No Dia Mundial da Liberdade de Imprensa de 2022, ela partilha as suas considerações acerca da atual indústria da comunicação social e da forma como o Centro de Inovação pode ajudar a preparar jornalistas para o futuro.


Depois de três cursos na área dos media e comunicação, quais são os seus interesses ao nível da investigação?


Especializei-me em economia dos media. A minha investigação debruçou-se sobre a forma como os jornais quenianos responderam à disrupção digital. A maioria pratica o que se designa por ambidestria organizacional, em que continuam a utilizar os anteriores modelos de negócio de publicidade impressa e a procurar ao mesmo tempo, de forma muito agressiva, oportunidades na área dos media digitais. Fizeram um grande esforço para perceberem como a tecnologia poderia ter impacto nos seus negócios e as oportunidades que poderiam daí advir. O estudo serviu de base a muito do trabalho que estamos aqui a realizar no Centro de Inovação.

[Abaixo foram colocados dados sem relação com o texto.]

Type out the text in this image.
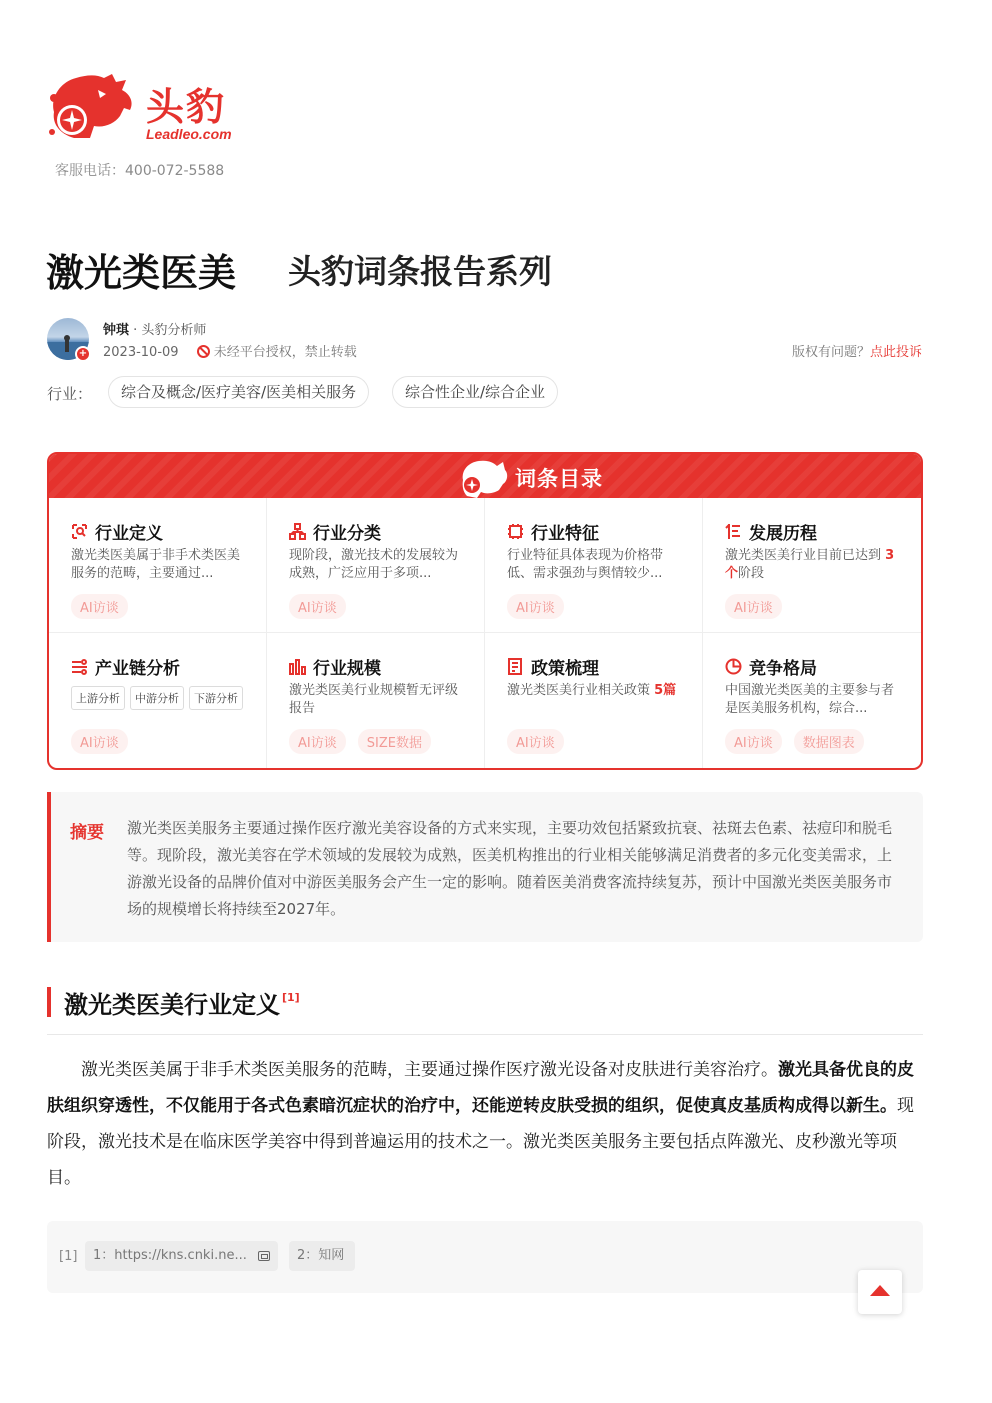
头豹
Leadleo.com
客服电话：400-072-5588
激光类医美 头豹词条报告系列
+
钟琪 · 头豹分析师
2023-10-09	未经平台授权，禁止转载	版权有问题？点此投诉
行业：	综合及概念/医疗美容/医美相关服务	综合性企业/综合企业
词条目录
行业定义
激光类医美属于非手术类医美服务的范畴，主要通过...
AI访谈
行业分类
现阶段，激光技术的发展较为成熟，广泛应用于多项...
AI访谈
行业特征
行业特征具体表现为价格带低、需求强劲与舆情较少...
AI访谈
发展历程
激光类医美行业目前已达到 3个阶段
AI访谈
产业链分析
上游分析	中游分析	下游分析
AI访谈
行业规模
激光类医美行业规模暂无评级报告
AI访谈	SIZE数据
政策梳理
激光类医美行业相关政策 5篇
AI访谈
竞争格局
中国激光类医美的主要参与者是医美服务机构，综合...
AI访谈	数据图表
摘要 激光类医美服务主要通过操作医疗激光美容设备的方式来实现，主要功效包括紧致抗衰、祛斑去色素、祛痘印和脱毛等。现阶段，激光美容在学术领域的发展较为成熟，医美机构推出的行业相关能够满足消费者的多元化变美需求，上游激光设备的品牌价值对中游医美服务会产生一定的影响。随着医美消费客流持续复苏，预计中国激光类医美服务市场的规模增长将持续至2027年。
激光类医美行业定义 [1]
激光类医美属于非手术类医美服务的范畴，主要通过操作医疗激光设备对皮肤进行美容治疗。激光具备优良的皮肤组织穿透性，不仅能用于各式色素暗沉症状的治疗中，还能逆转皮肤受损的组织，促使真皮基质构成得以新生。现阶段，激光技术是在临床医学美容中得到普遍运用的技术之一。激光类医美服务主要包括点阵激光、皮秒激光等项目。
[1]	1：https://kns.cnki.ne...	2：知网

Quais as estratégias de resposta que funcionaram melhor?


A mais importante foram as parcerias. Os editores disseram-me que as parcerias com outras organizações para a criação de conteúdos estavam a tornar-se bastante lucrativas.


Do ponto de vista dos conteúdos, os conteúdos de estilo de vida, as matérias com um maior prazo de validade e os artigos com análises detalhadas tiveram bastante sucesso. Ainda existe uma massa crítica do público que aprecia uma boa leitura longa de 3000 palavras.


Uma tendência importante é o uso omnipresente da tecnologia. Está a tornar-se bastante evidente que no futuro o sucesso empresarial das organizações de comunicação social em todo o mundo estará ligado à tecnologia. A disrupção digital mudou os nossos hábitos de consumo e agora os nossos meios de comunicação.


Cerca de 70% dos editores em todo o mundo afirmaram que a inteligência artificial (IA) será fundamental para os seus resultados financeiros do próximo ano, mas apenas cerca de 30% estão a implementar medidas nesse sentido. Há muitas oportunidades por explorar e é aí que entra o Centro de Inovação.


Como é que a IA está a afetar a comunicação social?


Em primeiro lugar, está a ser usada para a aquisição de público. Muitas organizações noticiosas têm hoje alguma forma de estratégia de conteúdos pagos, seja através de uma paywall [bloqueio das páginas para os não subscritores] ou uma assinatura. A IA está a ser usada para compreender os hábitos de consumo do público e para compreender o potencial de conversão do público de não-pagantes para pagantes.


Em segundo lugar, está a ser usada para posicionar histórias, personalizando o consumo para as diferentes áreas. A IA pode ajudar a entender os hábitos de consumo do público, por exemplo, percebendo que histórias estão a ter um melhor desempenho numa determinada região. Hoje em dia os editores estão dentro da cabeça dos leitores.


Mas existe também um profundo medo da tecnologia, já vimos a IA ser usada para escrever ou editar artigos. Este medo é infundado porque os jornalistas ainda não dedicaram tempo suficiente para entender completamente os benefícios da IA, como, por exemplo, o modo como pode ser usada para automatizar relatórios de rotina e introduzir uma maior profundidade e análise nos artigos. Mas outra grande preocupação é a ética da IA e o facto de grande parte desta tecnologia estar a ser implementada sem supervisão humana.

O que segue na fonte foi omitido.